Interesting Opportunity With Genie Energy Ltd (GNE)

After completing a share exchange offer that it initiated during the third quarter of 2012, Newark, New Jersey-based Genie Energy Ltd (NYSE:GNE) has renewed a similar offer for another tranche of common and preferred shares. The initial exchange offer involved the swap of about 1.6 million Class B common shares for an equal number of preferred shares in the company. Originally slated to facilitate the swap of as many as 8.7 million shares of Genie’s stock, this exchange ended on October 10, 2012. As a condition of the exchange, the company suspended the issuance of dividends on its common shares until further notice.

Several weeks later, the utility firm announced a new exchange offer that would involve an identical one-for-one swap of common shares for preferred shares. This new offer applies to as many as 7.1 million outstanding shares of the company’s common stock. This represents about 35 percent of Genie’s remaining outstanding shares. Although the offer was scheduled to expire on January 15, 2013, the company announced that it would be extended through February 6, 2013. Fewer than 200,000 shares have been tendered as part of the new offer.

Genie EnergyAbout Genie Energy Ltd (NYSE:GNE)

Genie Energy is a small energy company that operates several distinct divisions. Its power-distribution division sells electricity and natural gas to over 500,000 residential and commercial customers in the northeastern United States. Genie’s transportation division is responsible for bringing power-generation fuels like natural gas, conventional oil and shale oil from deposits in Pennsylvania, North Dakota and elsewhere to market on the East Coast. Finally, the company owns significant stakes in two shale oil and natural gas deposits in Israel and Colorado. In 2012, the company lost about $5.2 million on gross revenues of $194 million. It has indicated that it may try to find a buyer for its energy-exploration business.

How the deal is structured

Under the terms of the deal, Genie Energy will facilitate the exchange of its common shares for dividend-paying preferred shares on a one-to-one basis. The tendered common shares will be canceled. With the dividend on both classes of the company’s common stock canceled until further notice, the preferred stock’s 6.2 percent yield looks very attractive.

The preferred shares that are eligible for exchange cannot be redeemed by the company until October 11, 2016. After that date, they may be redeemed for 101 percent of their liquidation value of $8.50 plus the value of any accrued dividends. After October 11, 2017, they may be redeemed for 100 percent of their liquidation value plus accrued dividends.

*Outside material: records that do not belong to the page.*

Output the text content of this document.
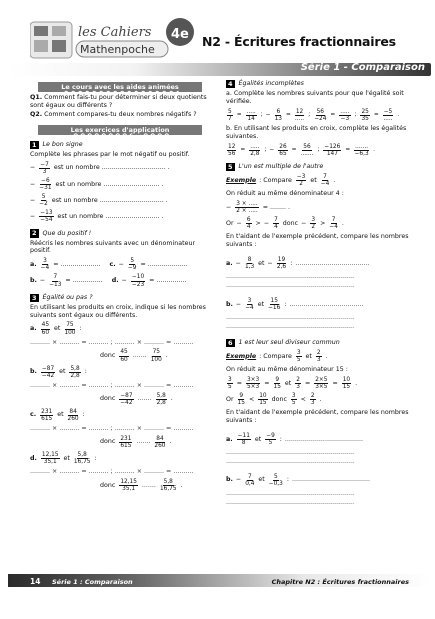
les Cahiers
Mathenpoche
4e N2 - Écritures fractionnaires
Série 1 - Comparaison
Le cours avec les aides animées

Q1. Comment fais-tu pour déterminer si deux quotients sont égaux ou différents ?

Q2. Comment compares-tu deux nombres négatifs ?

Les exercices d'application
1 Le bon signe

Complète les phrases par le mot négatif ou positif.

− $\frac{-7}{3}$ est un nombre ................................ .
− $\frac{-6}{-31}$ est un nombre ............................ .
− $\frac{5}{-2}$ est un nombre ................................ .
− $\frac{-13}{-54}$ est un nombre ........................... .
2 Que du positif !

Réécris les nombres suivants avec un dénominateur positif.

a. $\frac{3}{-4}$ = .................... c. − $\frac{5}{-9}$ = ....................
b. − $\frac{7}{-13}$ = ............... d. − $\frac{-10}{-23}$ = ...............
3 Égalité ou pas ?

En utilisant les produits en croix, indique si les nombres suivants sont égaux ou différents.

a. $\frac{45}{60}$ et $\frac{75}{100}$ :

.......... × .......... = .......... ; .......... × .......... = ..........

donc $\frac{45}{60}$ ....... $\frac{75}{100}$ .
b. $\frac{-87}{-42}$ et $\frac{5,8}{2,8}$ :

.......... × .......... = .......... ; .......... × .......... = ..........

donc $\frac{-87}{-42}$ ....... $\frac{5,8}{2,8}$ .
c. $\frac{231}{615}$ et $\frac{84}{260}$ :

.......... × .......... = .......... ; .......... × .......... = ..........

donc $\frac{231}{615}$ ....... $\frac{84}{260}$ .
d. $\frac{12,15}{35,1}$ et $\frac{5,8}{16,75}$ :

.......... × .......... = .......... ; .......... × .......... = ..........

donc $\frac{12,15}{35,1}$ ....... $\frac{5,8}{16,75}$ .
4 Égalités incomplètes

a. Complète les nombres suivants pour que l'égalité soit vérifiée.

$\frac{5}{7} = \frac{.....}{14}$ ; − $\frac{6}{13} = \frac{12}{.....}$ ; $\frac{56}{-24} = \frac{.....}{-3}$ ; $\frac{25}{35} = \frac{-5}{.....}$ .

b. En utilisant les produits en croix, complète les égalités suivantes.

$\frac{12}{56} = \frac{.....}{2,8}$ ; − $\frac{26}{65} = \frac{56}{.......}$ ; $\frac{-126}{147} = \frac{.......}{-6,3}$ .
5 L'un est multiple de l'autre
Exemple : Compare $\frac{-3}{2}$ et $\frac{7}{-4}$ .

On réduit au même dénominateur 4 :

− $\frac{3 \times .....}{2 \times .....}$ = ........ .
$Or - \frac{6}{4}$ > − $\frac{7}{4}$ donc − $\frac{3}{2} > \frac{7}{-4}$ .

En t'aidant de l'exemple précédent, compare les nombres suivants :

a. − $\frac{8}{1,3}$ et − $\frac{19}{2,6}$ : .....................................

................................................................

................................................................

b. − $\frac{3}{-4}$ et $\frac{15}{-16}$ : .....................................

................................................................

................................................................

6 1 est leur seul diviseur commun
Exemple : Compare $\frac{3}{5}$ et $\frac{2}{3}$ .

On réduit au même dénominateur 15 :

$\frac{3}{5} = \frac{3\times 3}{5\times 3} = \frac{9}{15}$ et $\frac{2}{3} = \frac{2\times 5}{3\times 5} = \frac{10}{15}$ .
Or $\frac{9}{15} < \frac{10}{15}$ donc $\frac{3}{5} < \frac{2}{3}$ .

En t'aidant de l'exemple précédent, compare les nombres suivants :

a. $\frac{-11}{8}$ et $\frac{-9}{5}$ : .......................................

................................................................

................................................................

b. − $\frac{7}{0,4}$ et $\frac{5}{-0,3}$ : .......................................

................................................................

................................................................

14 Série 1 : Comparaison	Chapitre N2 : Écritures fractionnaires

Crucially, Genie’s CEO will not participate in the renewed share exchange. In fact, the exchange appears tailored to boost the per-share value of the holdings of the company’s senior management team. While the deal will also raise a significant amount of cash for the indebted company, this added perk has not gone unnoticed by shareholders and market-watchers alike.

Complications

There are currently no pending legal or regulatory actions that could have an adverse effect on this exchange. However, the relative lack of demand for Genie’s successive share swaps is illustrative. For starters, it may indicate that the company would face diminishing returns for any subsequent renewals of the exchange offer. This may speak to a relative lack of confidence that the company will be willing or able to pay its bills during the coming half-decade.

As it currently stands, investors who take advantage of the share swap stand to earn a return of at least 6 percent per year. This is because Genie’s share price has been stagnant or falling since the IDT Corporation (NYSE:IDT) spin-off that created the company. IDT spun off Genie in the fall of 2011.  Since then Genie has fallen 16% and IDT fell over 60%.  Should Genie’s fortunes reverse and cause its per-share price to rise, the exchange could become significantly less attractive.

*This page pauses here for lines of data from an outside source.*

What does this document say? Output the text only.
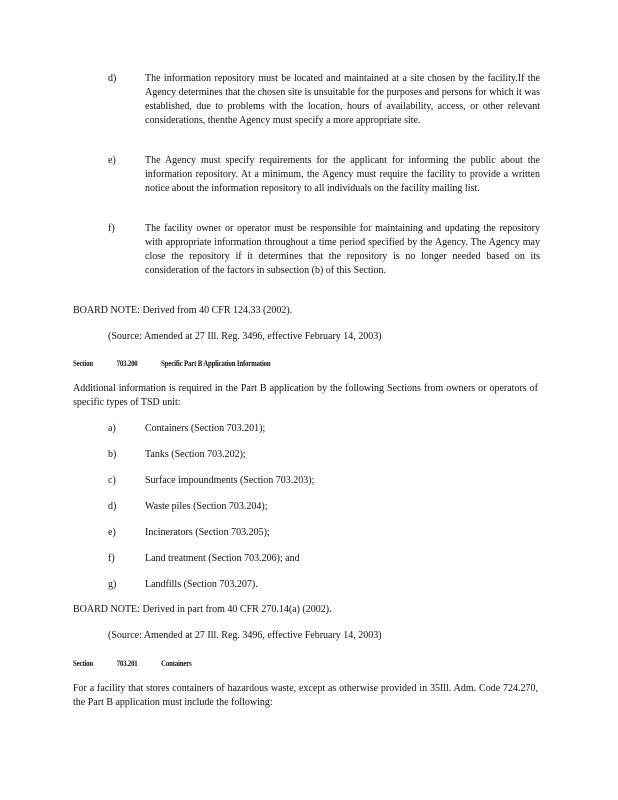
d)	The information repository must be located and maintained at a site chosen by the facility.If the Agency determines that the chosen site is unsuitable for the purposes and persons for which it was established, due to problems with the location, hours of availability, access, or other relevant considerations, thenthe Agency must specify a more appropriate site.
e)	The Agency must specify requirements for the applicant for informing the public about the information repository. At a minimum, the Agency must require the facility to provide a written notice about the information repository to all individuals on the facility mailing list.
f)	The facility owner or operator must be responsible for maintaining and updating the repository with appropriate information throughout a time period specified by the Agency. The Agency may close the repository if it determines that the repository is no longer needed based on its consideration of the factors in subsection (b) of this Section.
BOARD NOTE: Derived from 40 CFR 124.33 (2002).
(Source: Amended at 27 Ill. Reg. 3496, effective February 14, 2003)
Section	703.200	Specific Part B Application Information
Additional information is required in the Part B application by the following Sections from owners or operators of specific types of TSD unit:
a)	Containers (Section 703.201);
b)	Tanks (Section 703.202);
c)	Surface impoundments (Section 703.203);
d)	Waste piles (Section 703.204);
e)	Incinerators (Section 703.205);
f)	Land treatment (Section 703.206); and
g)	Landfills (Section 703.207).
BOARD NOTE: Derived in part from 40 CFR 270.14(a) (2002).
(Source: Amended at 27 Ill. Reg. 3496, effective February 14, 2003)
Section	703.201	Containers
For a facility that stores containers of hazardous waste, except as otherwise provided in 35Ill. Adm. Code 724.270, the Part B application must include the following:
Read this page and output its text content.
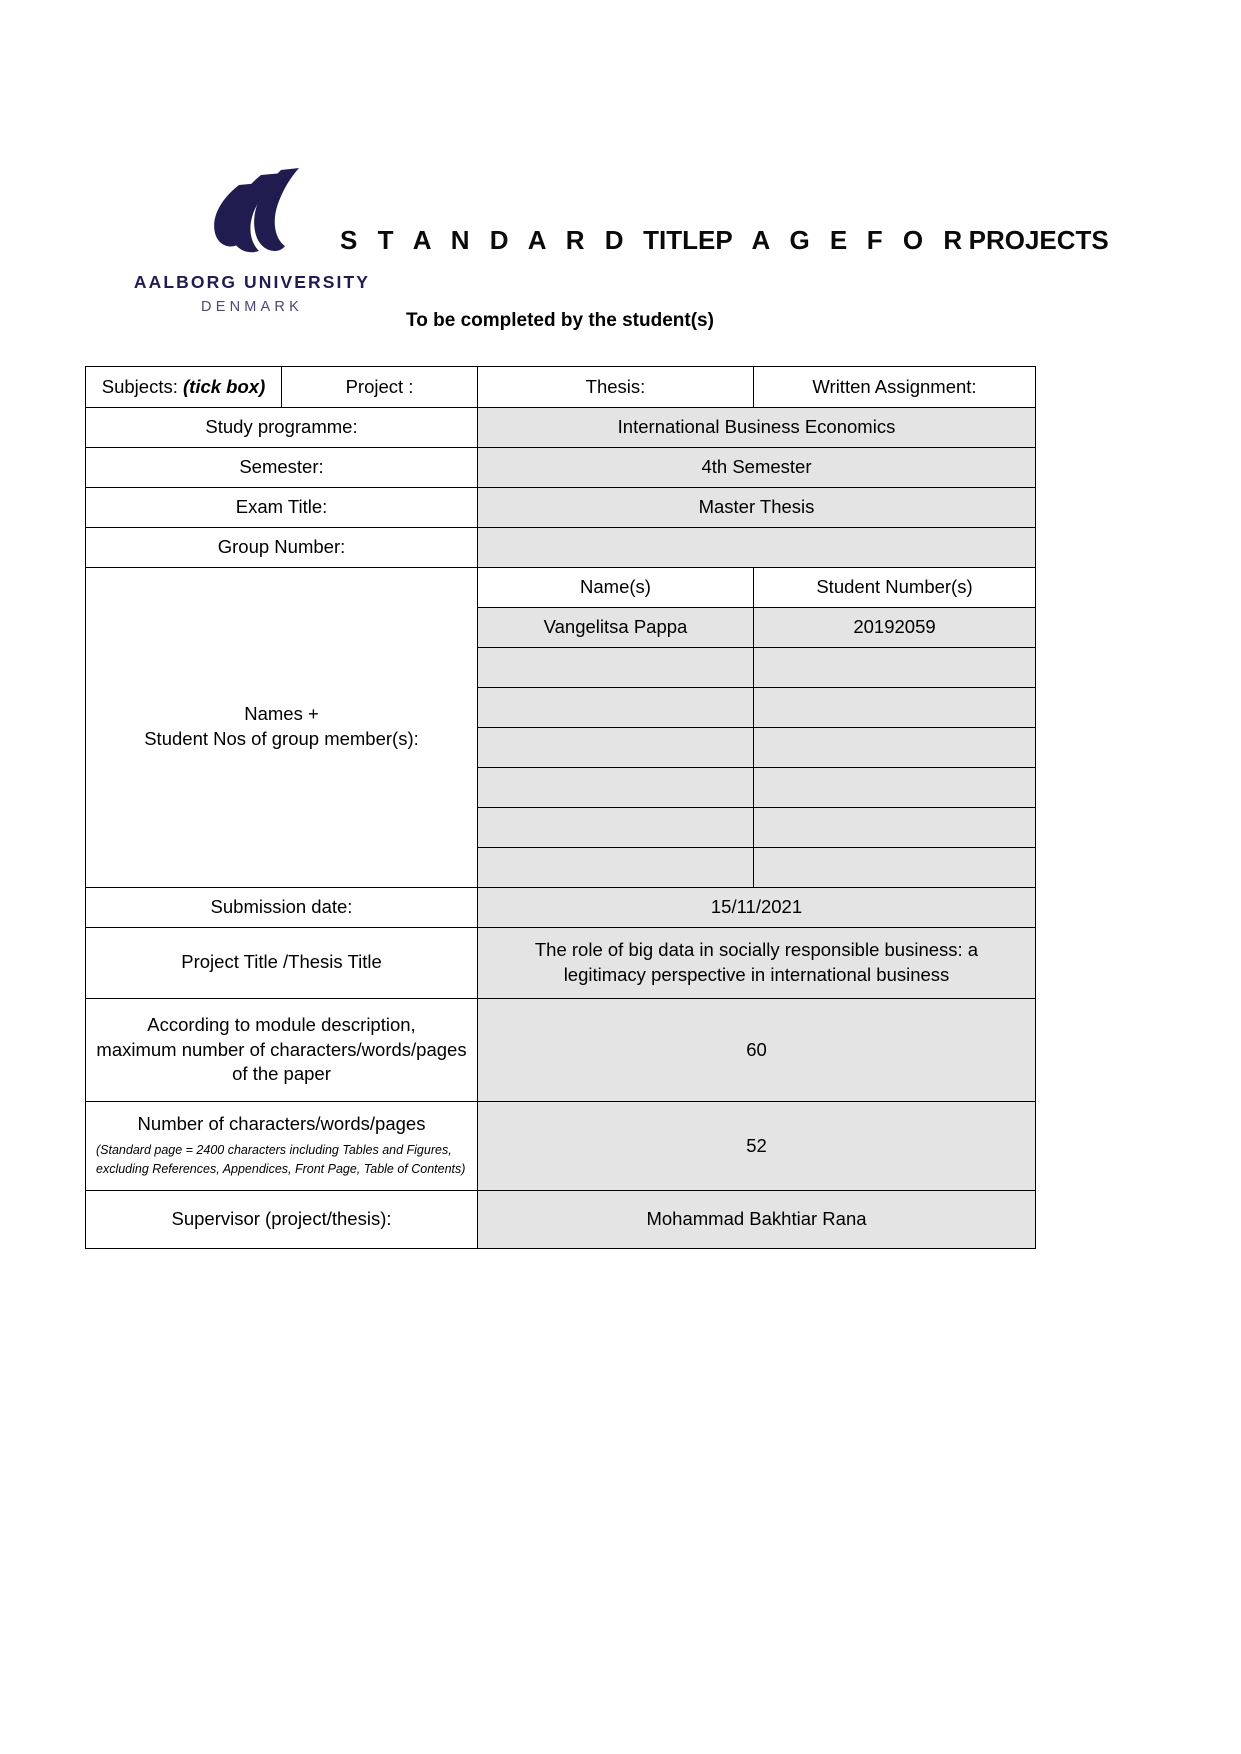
AALBORG UNIVERSITY
DENMARK
S T A N D A R D TITLEP A G E F O RPROJECTS
To be completed by the student(s)
Subjects: (tick box)	Project :	Thesis:	Written Assignment:
Study programme:		International Business Economics	
Semester:		4th Semester	
Exam Title:		Master Thesis	
Group Number:			
Names +
Student Nos of group member(s):		Name(s)	Student Number(s)
		Vangelitsa Pappa	20192059

Submission date:		15/11/2021	
Project Title /Thesis Title		The role of big data in socially responsible business: a legitimacy perspective in international business	
According to module description,
maximum number of characters/words/pages
of the paper		60	
Number of characters/words/pages
(Standard page = 2400 characters including Tables and Figures, excluding References, Appendices, Front Page, Table of Contents)		52	
Supervisor (project/thesis):		Mohammad Bakhtiar Rana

In addition, the company’s reliance on medium-term debt facilities to fund its current activities is troubling. Although it currently appears unlikely that Genie will face bankruptcy before 2017, another home-market economic disruption like Hurricane Sandy could change this calculus. Investors who wish to take advantage of its ongoing exchange offer should be prepared for the remote but real possibility of a post-bankruptcy preferred-share haircut.

Long-term prospects and outlook

Although price manipulation is not the sole reason for the repeated extensions of its exchange offers, Genie appears to be using the swaps to prop up the sagging value of its common stock. This may be part of a long-term strategy to unlock value for CEO and majority-stakeholder Howard Jonas.

It is important to note that Genie’s stock declined precipitously during the interim between the first exchange offer’s cancellation and the second exchange offer’s initiation. From a high near $7.50 per share in mid-October, the company’s stock had declined by about 30 percent to $5.75 per share by mid-November. After the announcement of the new exchange offer, it had risen above $7 per share within a month. Should the company renew the exchange offer beyond the current February deadline, it could contribute to a momentary price spike from which agile investors could profit.

Although Genie Energy’s common stock is not particularly attractive, its ongoing exchange offer may be a boon to enterprising investors. Those who believe in the company’s long-term solvency would do well to take advantage of the offer before its expiration. Those who wish to play the stock for short-term gains should wait for a renewal of the exchange offer. Others may wish to remain on the sidelines for the time being.